Wanted: Man of God, good at languages, preferably under 75, extensive pastoral experience, no record of covering up clerical sex abuse, deeply spiritual and tough as old boots.
That is the emerging profile of the man many of his fellow cardinals would like to see succeed Benedict XVI as the next pope.
On March 4 the princes of the church began a series of preliminary "general congregations," the first step to electing a pontiff. They have much to discuss. On Friday they fixed Tuesday, March 12, for the start of the conclave, the electoral college made up of cardinals below the age of 80, which will choose the next pope.
The papal spokesman, the Rev. Federico Lombardi, said that the members of the general congregation had not been "hurrying things." The preliminary assembly heard 51 speeches. As Lombardi tactfully put it, the cardinals spoke "freely and with rather effective color." That is code for candor, even bluntness. Given the crises the church faces, delicacy might seem remiss.

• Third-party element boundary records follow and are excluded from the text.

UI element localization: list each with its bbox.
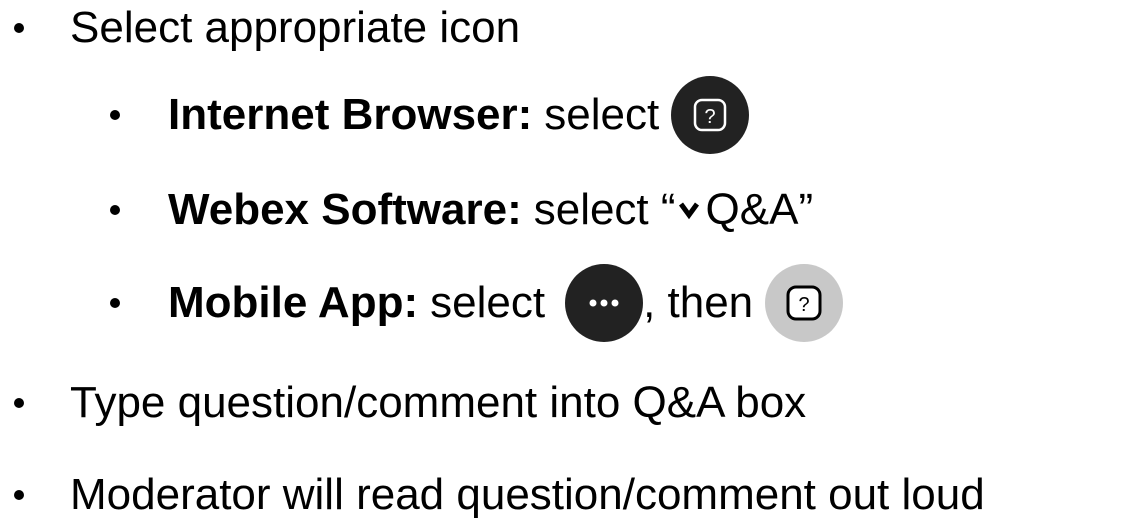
platform-label: Internet Browser: bbox=[168, 90, 533, 139]
svg-text:?: ? bbox=[799, 294, 810, 316]
sub-bullet-item: Internet Browser: select ? bbox=[168, 76, 750, 154]
question-icon: ? bbox=[765, 264, 844, 342]
svg-text:?: ? bbox=[705, 106, 716, 128]
bullet-item: Type question/comment into Q&A box bbox=[70, 379, 806, 427]
bullet-item: Select appropriate icon bbox=[70, 4, 520, 52]
sub-bullet-item: Mobile App: select , then ? bbox=[168, 264, 844, 342]
chevron-down-icon bbox=[678, 202, 699, 220]
bullet-dot bbox=[14, 490, 24, 500]
bullet-dot bbox=[14, 23, 24, 33]
bullet-dot bbox=[110, 205, 120, 215]
bullet-dot bbox=[14, 398, 24, 408]
instruction-text: select “ bbox=[533, 185, 676, 234]
instruction-text: select bbox=[430, 278, 546, 327]
instruction-text: , then bbox=[643, 278, 754, 327]
platform-label: Webex Software: bbox=[168, 185, 522, 234]
bullet-item: Moderator will read question/comment out… bbox=[70, 471, 985, 519]
instruction-text: Q&A” bbox=[705, 185, 814, 234]
bullet-text: Select appropriate icon bbox=[70, 3, 521, 52]
more-options-icon bbox=[565, 264, 644, 342]
bullet-dot bbox=[110, 298, 120, 308]
bullet-text: Moderator will read question/comment out… bbox=[70, 470, 985, 519]
platform-label: Mobile App: bbox=[168, 278, 419, 327]
question-icon: ? bbox=[671, 76, 750, 154]
instruction-text: select bbox=[544, 90, 660, 139]
bullet-text: Type question/comment into Q&A box bbox=[70, 378, 807, 427]
sub-bullet-item: Webex Software: select “ Q&A” bbox=[168, 186, 813, 234]
bullet-dot bbox=[110, 110, 120, 120]
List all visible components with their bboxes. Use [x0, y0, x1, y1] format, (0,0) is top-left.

The procedure is usually to identify the main threats facing the church, then find the cardinal best able to deal with them. Of the subjects cited by Lombardi, half concerned the Vatican itself. Deeper questions include the loss of religious faith in Europe, the challenge from evangelical Protestantism in Latin America, persecution of Christians in the Middle East and clerical sex abuse.
None is as pressing, however, as the turmoil in the Roman Curia, the church's central administration. Benedict, intellectually fearless yet personally timid, was unable to keep order. Many in Rome believe that was the true reason for his departure.
The Curia has become a battleground. Prelates loyal to the secretary of state, Cardinal Tarcisio Bertone, are at furious odds with papal diplomats who resented the appointment of a secretary of state with no knowledge of their business. Other feuds abound. The leaking of documents by the pope's butler, though apparently motivated by genuine dismay at decisions made in the Vatican, was entwined with this venomous squabbling.
The findings of an investigative panel of three cardinals will cast a long shadow over the conclave.